Nom : Macallan Fine Oak 10 ans

Type : Scotch single malt

Région : Highlands, Écosse

Taux d’alcool : 40%

Site web : themacallan.com

Prix : 65,25$

Disponibilité : SAQ #10652563

Aujourd’hui, je vous présente le Macallan Fine Oak 10 ans.  Cet embouteillage provient de la défunte série “Fine Oak”, laquelle comprenait notamment plusieurs expressions entre 10 et 30 ans d’âge.  Ces embouteillages étaient issus d’un assemblage de scotchs vieillis dans d’ex-fûts de chêne européen et américain assaisonnés de Sherry ainsi que d’ex-fûts de Bourbon.  Elle a revu le jour en 2018 sous un nouveau nom: “Triple Cask Matured”, laquelle comprend un éventail d’âge un peu moins large, à savoir 12, 15 et 18 ans.

Ma dégustation :

Nez : Discret, miel, malt, floral

Goût : Sucré, fruits confits, notes florales 

Finale : Courte, maltée, boisée

Le Macallan Fine Oak 10 ans est d’une belle couleur dorée et offre des reflets légèrement ambrés.  Au nez, c’est plutôt discret et effacé, un peu de miel et de malt légèrement sucré, c’est tout.  À l’arrière-plan, quelques notes florales sont perceptibles.

L’entrée en bouche est plutôt délicate, sucrée et fruitée.  Le miel et le sucre d’orge sont au premier plan et s’accompagnent de quelques notes de fruits blancs.  Par la suite, de légères notes florales et de fruits confits légèrement vanillés font une petite apparition.  Un mélange légèrement épicé et boisé tente de se frayer un chemin, sans jamais vraiment y parvenir.

La finale est courte, plutôt maltée et boisée, et tombe à plat rapidement.
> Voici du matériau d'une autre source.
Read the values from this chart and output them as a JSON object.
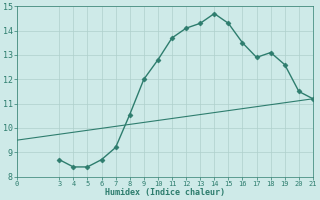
{
  "xlabel": "Humidex (Indice chaleur)",
  "line1_x": [
    3,
    4,
    5,
    6,
    7,
    8,
    9,
    10,
    11,
    12,
    13,
    14,
    15,
    16,
    17,
    18,
    19,
    20,
    21
  ],
  "line1_y": [
    8.7,
    8.4,
    8.4,
    8.7,
    9.2,
    10.55,
    12.0,
    12.8,
    13.7,
    14.1,
    14.3,
    14.7,
    14.3,
    13.5,
    12.9,
    13.1,
    12.6,
    11.5,
    11.2
  ],
  "line2_x": [
    0,
    21
  ],
  "line2_y": [
    9.5,
    11.2
  ],
  "line_color": "#2e7d6e",
  "bg_color": "#ceeae8",
  "grid_color": "#afd0cc",
  "xlim": [
    0,
    21
  ],
  "ylim": [
    8,
    15
  ],
  "xticks": [
    0,
    3,
    4,
    5,
    6,
    7,
    8,
    9,
    10,
    11,
    12,
    13,
    14,
    15,
    16,
    17,
    18,
    19,
    20,
    21
  ],
  "yticks": [
    8,
    9,
    10,
    11,
    12,
    13,
    14,
    15
  ],
  "marker": "D",
  "markersize": 2.5,
  "linewidth1": 1.0,
  "linewidth2": 0.8
}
Le sucré mielleux revient quelques instants pour ensuite laisser sa place à des notes de barriques et de sherry.

À mon avis, un peu décevant pour un scotch de 10 ans, il semble être un peu anémique et amorphe,  les saveurs semblent intéressantes mais manquent définitivement de punch. Un scotch pour ne pas choquer et que l’on boit sans vraiment s’y attarder.

Highland Park – Valkyrie (# 216)

Nom : Highland Park Valkyrie

Type : Scotch single malt

Région : Highlands (Île d’Orkney), Écosse

Taux d’alcool : 45.9%

Site web : highlandparkwhisky.com/valkyrie/

Prix : 93,25$

Disponibilité : SAQ #13448867 (non disponible en ce moment)
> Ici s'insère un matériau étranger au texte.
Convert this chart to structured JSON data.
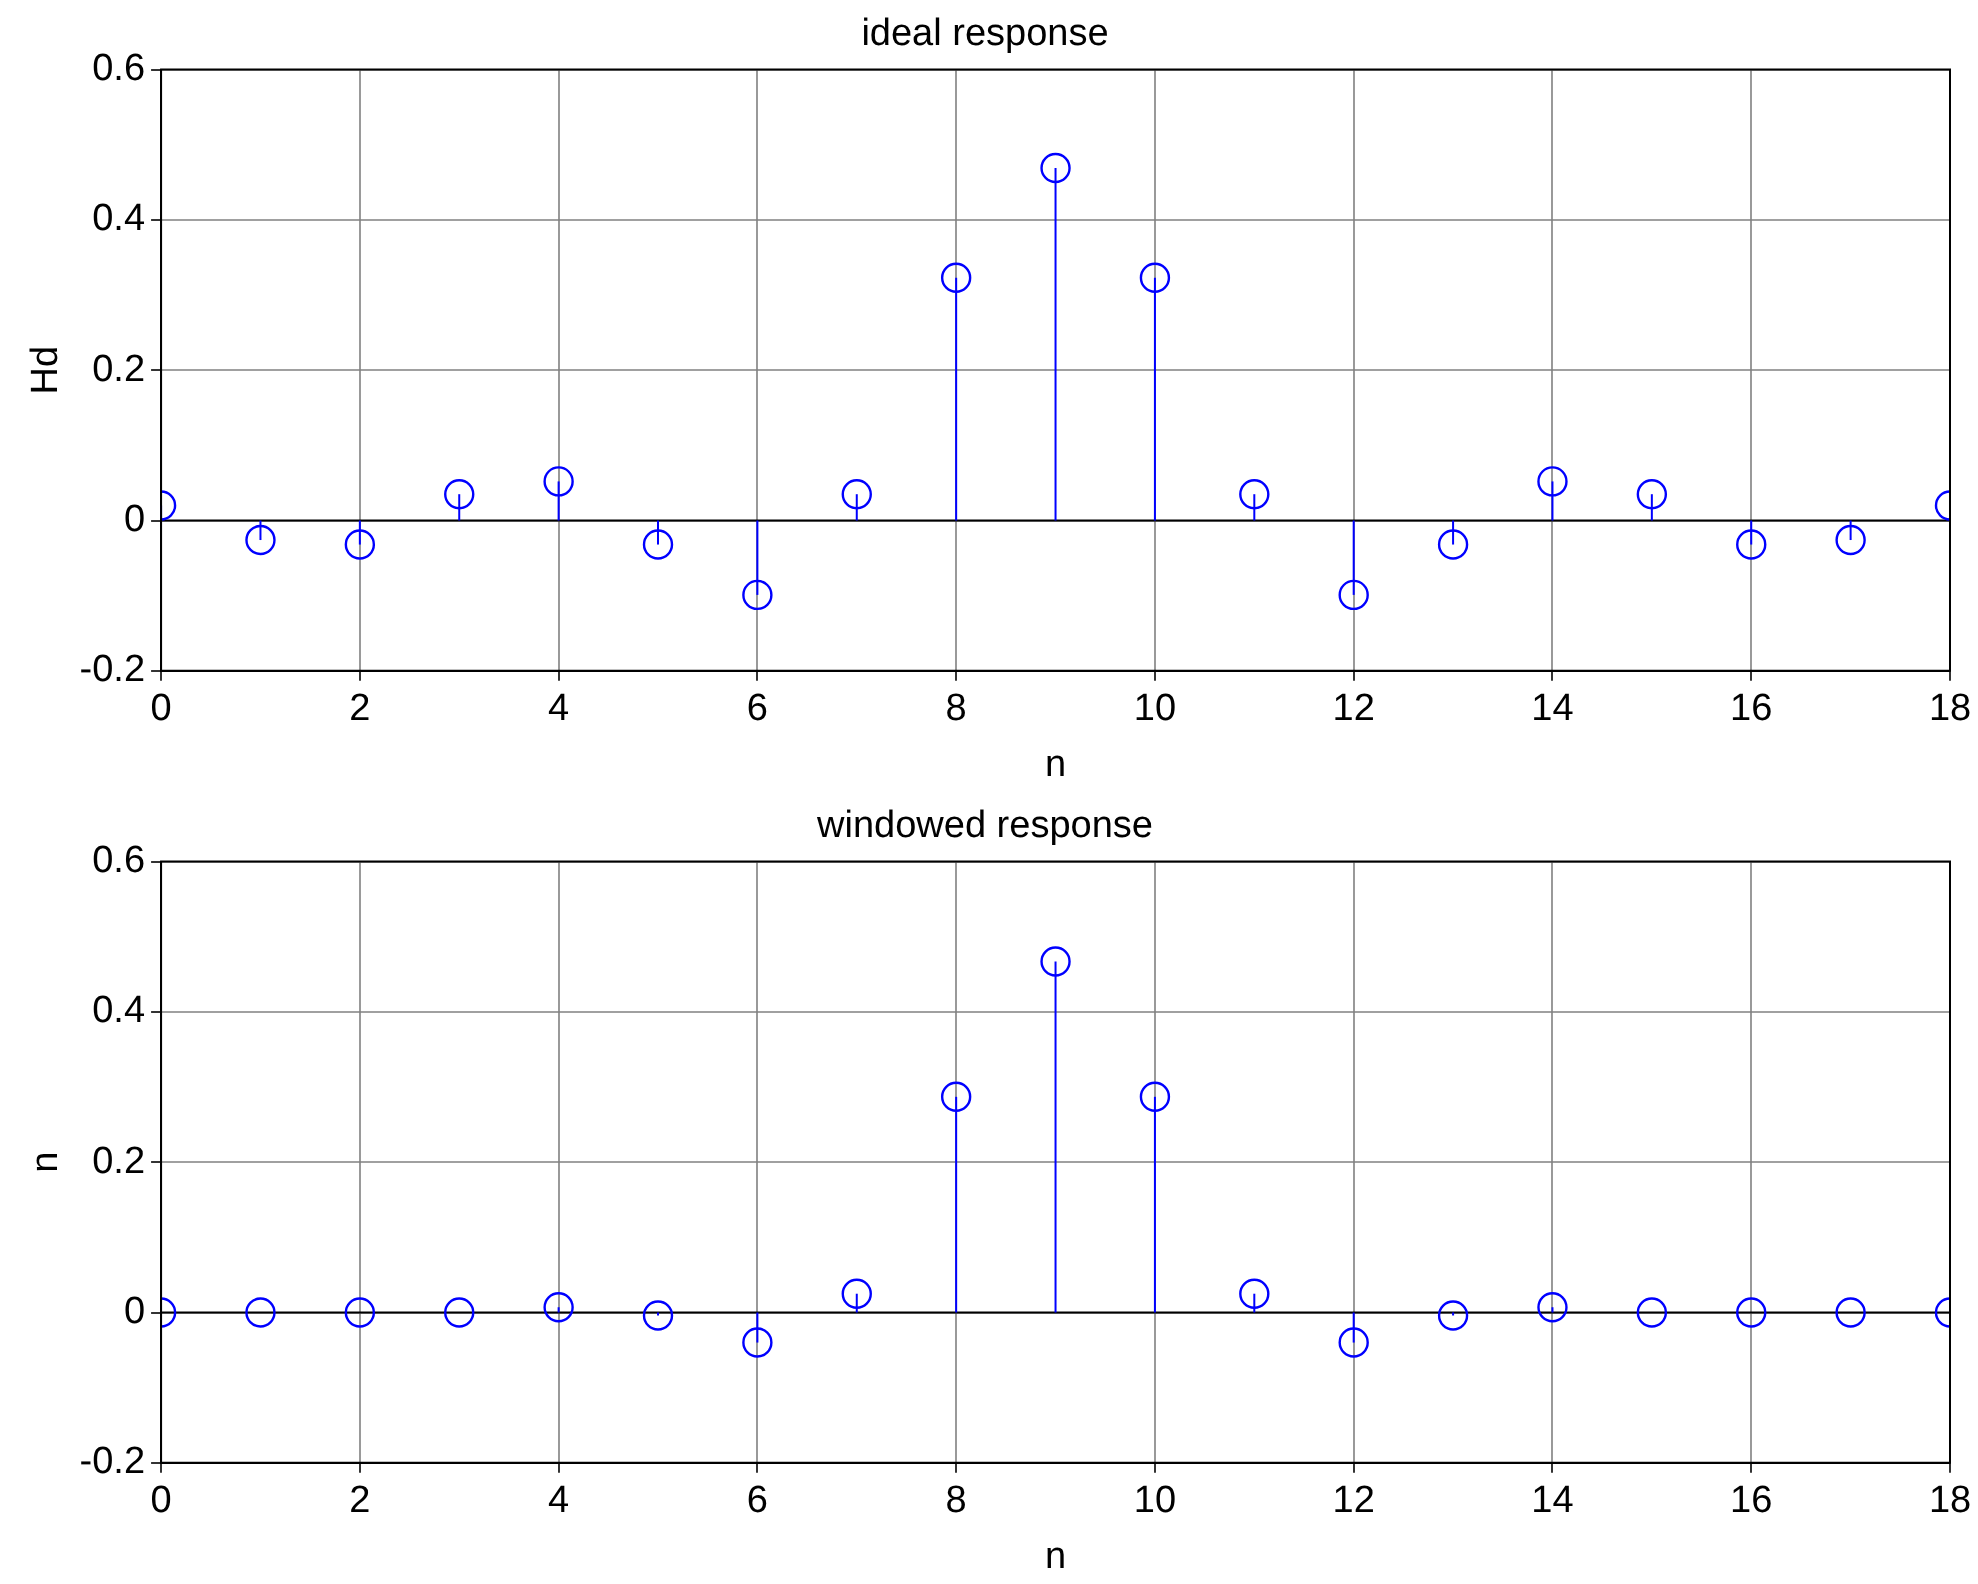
{
  "chart_data": [
    {
      "type": "lollipop",
      "title": "ideal response",
      "xlabel": "n",
      "ylabel": "Hd",
      "x": [
        0,
        1,
        2,
        3,
        4,
        5,
        6,
        7,
        8,
        9,
        10,
        11,
        12,
        13,
        14,
        15,
        16,
        17,
        18
      ],
      "series": [
        {
          "color": "#0000ff",
          "values": [
            0.02,
            -0.026,
            -0.032,
            0.035,
            0.052,
            -0.032,
            -0.099,
            0.035,
            0.323,
            0.469,
            0.323,
            0.035,
            -0.099,
            -0.032,
            0.052,
            0.035,
            -0.032,
            -0.026,
            0.02
          ]
        }
      ],
      "xlim": [
        0,
        18
      ],
      "xticks": [
        0,
        2,
        4,
        6,
        8,
        10,
        12,
        14,
        16,
        18
      ],
      "ylim": [
        -0.2,
        0.6
      ],
      "yticks": [
        -0.2,
        0,
        0.2,
        0.4,
        0.6
      ],
      "grid": true,
      "marker": "circle"
    },
    {
      "type": "lollipop",
      "title": "windowed response",
      "xlabel": "n",
      "ylabel": "n",
      "x": [
        0,
        1,
        2,
        3,
        4,
        5,
        6,
        7,
        8,
        9,
        10,
        11,
        12,
        13,
        14,
        15,
        16,
        17,
        18
      ],
      "series": [
        {
          "color": "#0000ff",
          "values": [
            0,
            0,
            0,
            0,
            0.007,
            -0.004,
            -0.04,
            0.025,
            0.287,
            0.467,
            0.287,
            0.025,
            -0.04,
            -0.004,
            0.007,
            0,
            0,
            0,
            0
          ]
        }
      ],
      "xlim": [
        0,
        18
      ],
      "xticks": [
        0,
        2,
        4,
        6,
        8,
        10,
        12,
        14,
        16,
        18
      ],
      "ylim": [
        -0.2,
        0.6
      ],
      "yticks": [
        -0.2,
        0,
        0.2,
        0.4,
        0.6
      ],
      "grid": true,
      "marker": "circle"
    }
  ]
}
L’univers des Vikings est vraiment la nouvelle image de marque d’Highland Park et cette fois, ce sont les Valkyries qui sont à l’honneur.  Selon les croyances Vikings, les Valkyries survolaient les champs de bataille et transportaient les plus braves guerriers tombés au combat dans Valhalla, le majestueux hall du dieu Odin.  C’était la récompense ultime pour un guerrier Viking.  Le Highland Park Valkyrie est le premier de la d’une série Legend, il sera suivi du Valknut et du Valfather.

Normalement Highland Park propose des assemblages offrant un ratio troubé d’environ 1:4 (une part de malt tourbé pour 4 parts de malt régulier).  Le Valkyrie est composé de 50% de malt tourbé des Orcades, donc deux fois plus qu’à l’habitude.

Ma dégustation :

Nez : Malt sucré, fruits secs, fumée discrète

Goût : Malt mielleux, fruits secs et épices, fumée

Finale : Fumée, bois brûlé et épices, salin

La couleur du Valkyrie est d’un cuivre orangé avec quelques reflets ambrés.  Au nez, le malt sucré, les fruits secs et une pointe de fumée sont à l’avant-plan mais le tout est quand même en délicatesse.  Après quelques moments passés dans le verre, les fruits secs et les pruneaux s’accentuent. La fumée finit par s’accentuer également.

L’entrée en bouche est sucrée et fumée, le malt mielleux, les fruits confits et secs se mélangent à une fumée délicate, mais beaucoup plus présente qu’elle ne laissait présager au nez.  Par la suite, un peu de boisé et des sels marins tentent de se faire une petite place au côté de cette fumée. Plus loin à l’arrière-plan, on retrouve un peu d’épices et de poivre. Le petit côté floral et les notes de bruyères souvent retrouvés chez Highland Park ne sont pas aussi présents…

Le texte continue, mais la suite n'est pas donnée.